Employees use complex skills to perform their jobs. They have to be able to communicate effectively, to manage conflict, to work in groups, to serve customers, and to think critically and ethically. In addition, employees must be able to lead, delegate, and coach. These complex skills are not adequately tested using a paper and pencil, multiple choice test. Although standardized tests are often easy and inexpensive to use, assessment centers are more widely accepted as a means of evaluating employee and manager performance because the evaluations are based on actual performance of job-related core competencies.
The most common exercises used in an assessment center include the in basket exercise, case analysis, leaderless group discussion, and role plays. The in basket exercise requires the individual to deal with numerous tasks that a person in the job would deal with. The case analysis requires the individual to read through a job related problem and prepare a written report for his or her superiors. The leaderless group discussion requires a group of five to seven individuals to work on a problem together. Lastly, role plays require the individual to actually interact with people that the job would require him or her to interact with.
The Guidelines and Ethical Considerations for Assessment Center Operations dictate the essential elements that must be present in order for a process to qualify as an assessment center. These essential elements are:
- Job analysis. A job analysis must be conducted to determine the core competencies important to job success. These core competencies will guide the development of the assessment center exercises and assessment instruments.
- Behavioral classification. Behaviors must be classified into meaningful and relevant categories of competencies.
- Assessment techniques. The assessment center techniques must be designed to evaluate the core competencies identified in the job analysis. A link must be established between the behaviors, the core competencies, and the assessment technique.
- Multiple assessments. Multiple assessments of the core competencies must be used.
- Simulations. Assessment techniques must include job-related simulations that allow raters the opportunity to observe the participant’s behavior as it relates to each core competency being assessed. To qualify as a behavioral simulation, the simulation must require the participant to overtly display behavior.
- Multiple assessors. Multiple assessors must be used.
- Assessor training. Assessors must be thoroughly trained and must demonstrate the ability to properly rate participant behavior.
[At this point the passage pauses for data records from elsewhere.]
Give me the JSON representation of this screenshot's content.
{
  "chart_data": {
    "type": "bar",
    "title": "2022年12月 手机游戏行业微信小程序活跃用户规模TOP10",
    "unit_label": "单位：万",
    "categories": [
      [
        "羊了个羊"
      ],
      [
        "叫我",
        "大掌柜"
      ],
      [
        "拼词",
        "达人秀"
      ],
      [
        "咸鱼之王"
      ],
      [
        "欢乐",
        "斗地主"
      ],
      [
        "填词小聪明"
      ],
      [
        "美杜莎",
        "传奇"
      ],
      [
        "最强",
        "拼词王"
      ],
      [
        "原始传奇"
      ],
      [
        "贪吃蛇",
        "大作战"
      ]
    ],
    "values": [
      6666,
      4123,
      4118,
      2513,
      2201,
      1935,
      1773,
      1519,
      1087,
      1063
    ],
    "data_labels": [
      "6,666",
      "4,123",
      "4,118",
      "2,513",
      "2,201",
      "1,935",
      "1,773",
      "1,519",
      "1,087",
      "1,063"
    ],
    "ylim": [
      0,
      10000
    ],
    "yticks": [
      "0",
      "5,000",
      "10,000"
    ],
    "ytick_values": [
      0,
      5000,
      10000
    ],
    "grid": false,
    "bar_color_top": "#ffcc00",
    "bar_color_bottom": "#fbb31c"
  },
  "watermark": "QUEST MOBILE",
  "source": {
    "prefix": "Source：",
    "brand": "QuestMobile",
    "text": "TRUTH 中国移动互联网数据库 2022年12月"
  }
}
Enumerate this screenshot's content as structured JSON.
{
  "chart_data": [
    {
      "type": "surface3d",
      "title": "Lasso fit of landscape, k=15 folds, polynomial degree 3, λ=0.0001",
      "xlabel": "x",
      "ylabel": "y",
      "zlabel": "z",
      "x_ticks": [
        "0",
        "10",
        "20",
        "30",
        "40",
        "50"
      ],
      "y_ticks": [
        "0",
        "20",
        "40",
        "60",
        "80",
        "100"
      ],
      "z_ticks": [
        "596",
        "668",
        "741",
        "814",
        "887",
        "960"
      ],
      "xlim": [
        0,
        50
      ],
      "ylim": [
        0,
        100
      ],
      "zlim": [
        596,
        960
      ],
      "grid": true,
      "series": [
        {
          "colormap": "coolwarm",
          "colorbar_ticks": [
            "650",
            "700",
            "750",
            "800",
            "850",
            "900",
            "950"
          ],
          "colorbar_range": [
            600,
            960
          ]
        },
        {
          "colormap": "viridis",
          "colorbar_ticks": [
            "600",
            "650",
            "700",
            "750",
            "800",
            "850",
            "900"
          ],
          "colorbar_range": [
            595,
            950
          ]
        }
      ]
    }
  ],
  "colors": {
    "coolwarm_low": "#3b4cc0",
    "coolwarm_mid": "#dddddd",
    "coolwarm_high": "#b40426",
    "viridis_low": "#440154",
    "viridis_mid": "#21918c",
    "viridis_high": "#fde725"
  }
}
- Recording behavior. Assessors must use a systematic procedure to record specific behavioral observations.
- Reports. Assessors must prepare a report of their observations for each exercise they evaluate.
- Data integration. The integration of behaviors must be based on pooling of information from the assessors or through a statistical integration process.
This developmental process can be quite complicated and time consuming. As discussed above, a job analysis must be conducted, behavioral dimensions identified, and appropriate job-related simulations developed. The actual assessment process may take one or more days, depending on the complexity of the position and number of exercises being conducted. Typically, three to five exercises per position are used.